When he came downstairs it was late afternoon and there was no sign of Harry, but Myra was seated at the kitchen table in a mustard-yellow dress and stockings, flipping through a magazine. A cigarette burned in her left hand. She glanced up at Joe’s arrival then down again. A heavy odour of frying fat and a pan still on the hob was evidence of a recent meal.
‘Harry gone out?’ Joe said.
For a moment Myra did not reply. Then she looked up. ‘He told you to leave,’ she said. ‘Why you even here? This ain’t your home.’ She pulled on the cigarette and blew out a stream of smoke. ‘We don’t want you here. You’re in the way.’
‘Too bloody bad.’
He pushed past her to search for something to eat. But her words had stung him. Was that how Harry felt too? He found the end of a loaf of bread in a bread bin. No marg. He tore a hunk off and began to chew. If Harry had told him to leave it was simply because his being here put everyone in danger.

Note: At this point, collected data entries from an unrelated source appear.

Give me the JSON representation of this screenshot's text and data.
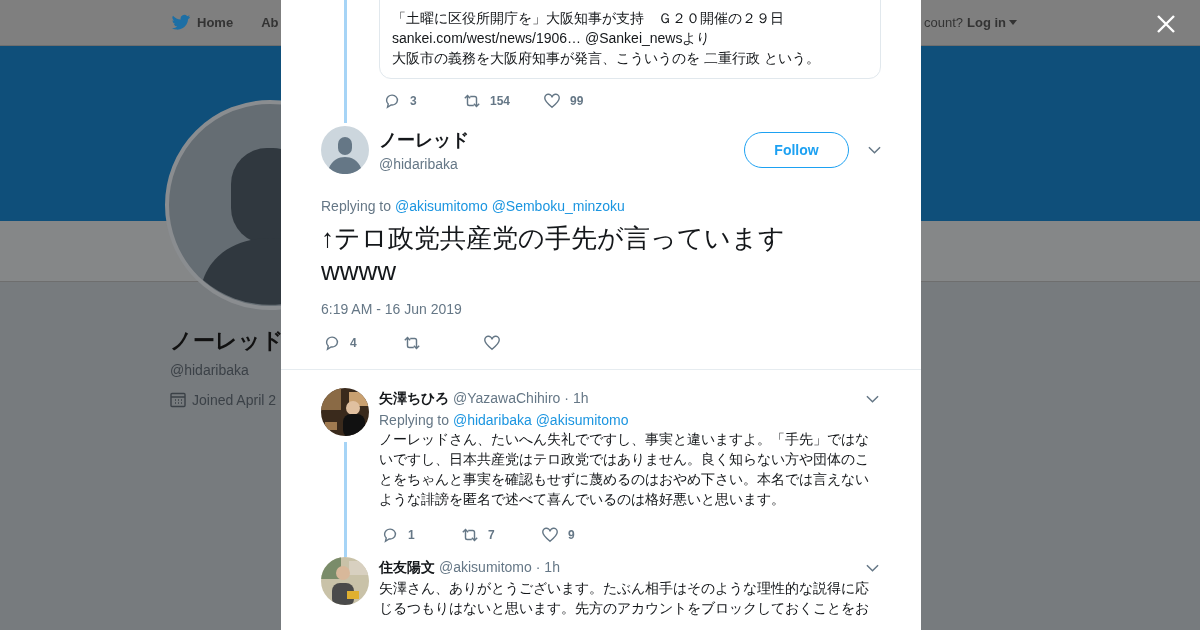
{
  "background": {
    "nav": [
      {
        "label": "Home"
      },
      {
        "label": "Ab"
      }
    ],
    "login_prompt": "count?",
    "login": "Log in",
    "profile": {
      "name": "ノーレッド",
      "handle": "@hidaribaka",
      "joined": "Joined April 2"
    }
  },
  "thread_above": {
    "quote_lines": [
      "「土曜に区役所開庁を」大阪知事が支持　Ｇ２０開催の２９日",
      "sankei.com/west/news/1906… @Sankei_newsより",
      "大阪市の義務を大阪府知事が発言、こういうのを 二重行政 という。"
    ],
    "actions": [
      {
        "kind": "reply",
        "count": "3"
      },
      {
        "kind": "retweet",
        "count": "154"
      },
      {
        "kind": "like",
        "count": "99"
      }
    ]
  },
  "tweet": {
    "name": "ノーレッド",
    "handle": "@hidaribaka",
    "follow": "Follow",
    "replying_label": "Replying to",
    "replying_to": [
      "@akisumitomo",
      "@Semboku_minzoku"
    ],
    "text_lines": [
      "↑テロ政党共産党の手先が言っています",
      "wwww"
    ],
    "time": "6:19 AM - 16 Jun 2019",
    "actions": [
      {
        "kind": "reply",
        "count": "4"
      },
      {
        "kind": "retweet"
      },
      {
        "kind": "like"
      }
    ]
  },
  "replies": [
    {
      "name": "矢澤ちひろ",
      "handle": "@YazawaChihiro",
      "age": "· 1h",
      "replying_label": "Replying to",
      "replying_to": [
        "@hidaribaka",
        "@akisumitomo"
      ],
      "text": "ノーレッドさん、たいへん失礼でですし、事実と違いますよ。「手先」ではないですし、日本共産党はテロ政党ではありません。良く知らない方や団体のことをちゃんと事実を確認もせずに蔑めるのはおやめ下さい。本名では言えないような誹謗を匿名で述べて喜んでいるのは格好悪いと思います。",
      "actions": [
        {
          "kind": "reply",
          "count": "1"
        },
        {
          "kind": "retweet",
          "count": "7"
        },
        {
          "kind": "like",
          "count": "9"
        }
      ]
    },
    {
      "name": "住友陽文",
      "handle": "@akisumitomo",
      "age": "· 1h",
      "text": "矢澤さん、ありがとうございます。たぶん相手はそのような理性的な説得に応じるつもりはないと思います。先方のアカウントをブロックしておくことをお"
    }
  ]
}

‘I hear congratulations are in order,’ he said, leaning against the sink.
Myra’s eyes narrowed and she blew out another thin stream of smoke. She did not look pleased. And it was hard to imagine Myra as a mother. He thought of his own mother as she had been when he was a child, middle-aged and already broken by the mean existence that was life in Yalta Street in two rooms with three growing boys and no husband to speak of. But what did it mean for any woman to be a mother? She had done their washing and patched their clothes and there had been food on the table most days. She had never worn silk stockings, though, or a mustard-coloured dress or had a net for her hair or smoked Pall Malls or sat around reading magazines. If she had, they would have gone without. But times were different now, he supposed. All the same, it was hard to imagine Myra as a mother.